Hiking back in less than an hour seemed like a horrifying idea. We went ahead and shot some video diary footage overlooking the river and then one little girl of 6 or 7 paddled a canoe over for us to use. The kids were all swimming and soaking wet. They were shy but eager to pose for the camera. They were incredibly cute, with one little boy completely naked and his hair bleached blond by the constant exposure to the sun.
As we crossed over I noticed a boat with an outboard motor docked. I ask our guide if there is any chance we could take a boat back instead of hike. He seemed to think that was a realistic idea and said he’d ask the owner.
The owner was a solar panel installer who had made the trip to San Martin to replace the town’s solar panels, which need replacing every 15 years or so!
Turns out San Martin was not exactly what we expected. We expected indigenous people, some in traditional garb and living in huts. Instead everyone was dressed in t-shirts, jeans, shorts or work pants and either barefoot, boots or chancletas. There was a school, electricity, a church and even a store that sold soda (but no water, they use rainwater).

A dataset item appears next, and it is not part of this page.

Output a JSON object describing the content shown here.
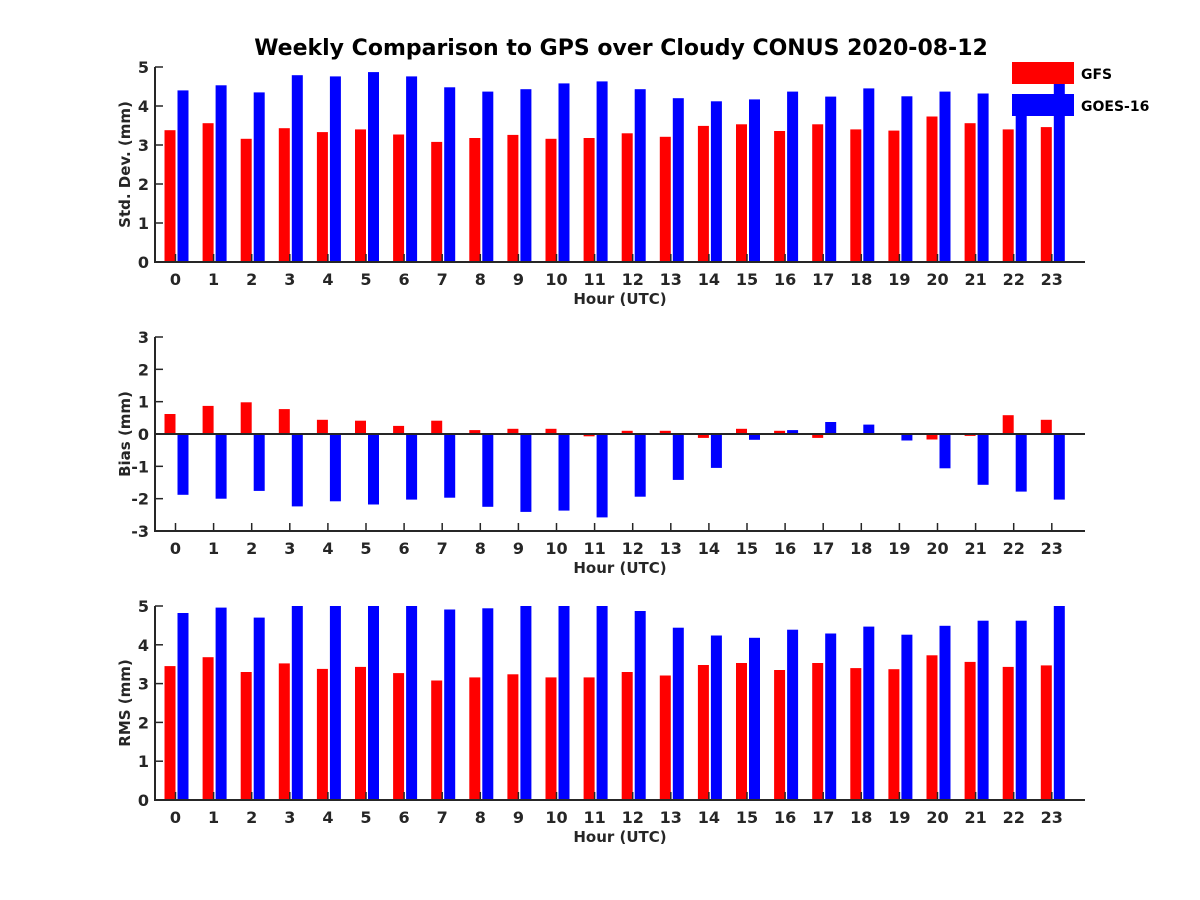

We toured the city, pick up b-roll with our cameras and do a few stand-ups though I can barely think straight and I’m pretty sure I look like hell, but I was so tired, I just didn’t care. We ate our fruit and bread, polished off our last bit of water and to our collective delight were told we could catch a 40 minute ride in the boat for just 40,000 pesos (about $20).

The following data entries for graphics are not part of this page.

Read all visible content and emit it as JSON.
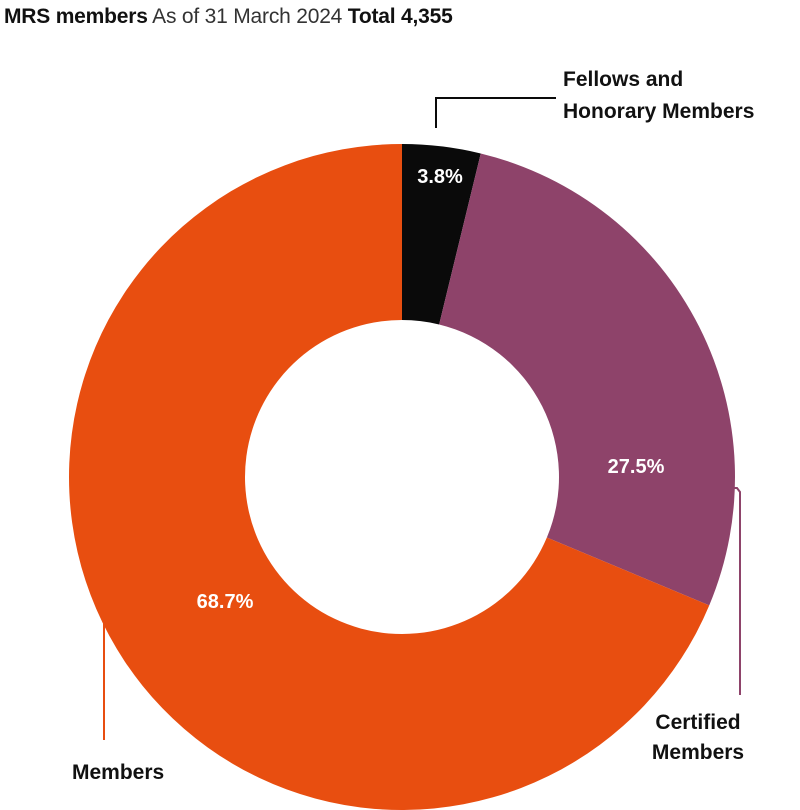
{
  "header": {
    "title": "MRS members",
    "subtitle": "As of 31 March 2024",
    "total": "Total 4,355"
  },
  "chart_data": {
    "type": "pie",
    "donut": true,
    "title": "MRS members",
    "subtitle": "As of 31 March 2024",
    "total": "Total 4,355",
    "categories": [
      "Fellows and Honorary Members",
      "Certified Members",
      "Members"
    ],
    "category_lines": [
      [
        "Fellows and",
        "Honorary Members"
      ],
      [
        "Certified",
        "Members"
      ],
      [
        "Members"
      ]
    ],
    "values": [
      3.8,
      27.5,
      68.7
    ],
    "labels": [
      "3.8%",
      "27.5%",
      "68.7%"
    ],
    "colors": [
      "#0a0a0a",
      "#8e436a",
      "#e84e10"
    ],
    "leader_colors": [
      "#0a0a0a",
      "#8e436a",
      "#e84e10"
    ],
    "legend": "direct-labels"
  }
}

Let’s see a 3 hour hell hike back with no water, no food and darkness approaching or a 40 minute boat ride back for $20?! Yep, I am not ashamed to say we took the boat ride. Luckily for us we hit San Martin on the one day in 15 years that solar panels were being replaced I guess!
We made it back to Puerto Nariño in time to have a very late lunch. Incredible. The cold shower at the cabaña never felt so good and we all drifted off for naps before a big rainstorm hit and we waited it out before heading to Puerto Nariño for dinner. There would be no night out on the town this night. Just the sleep of the dead.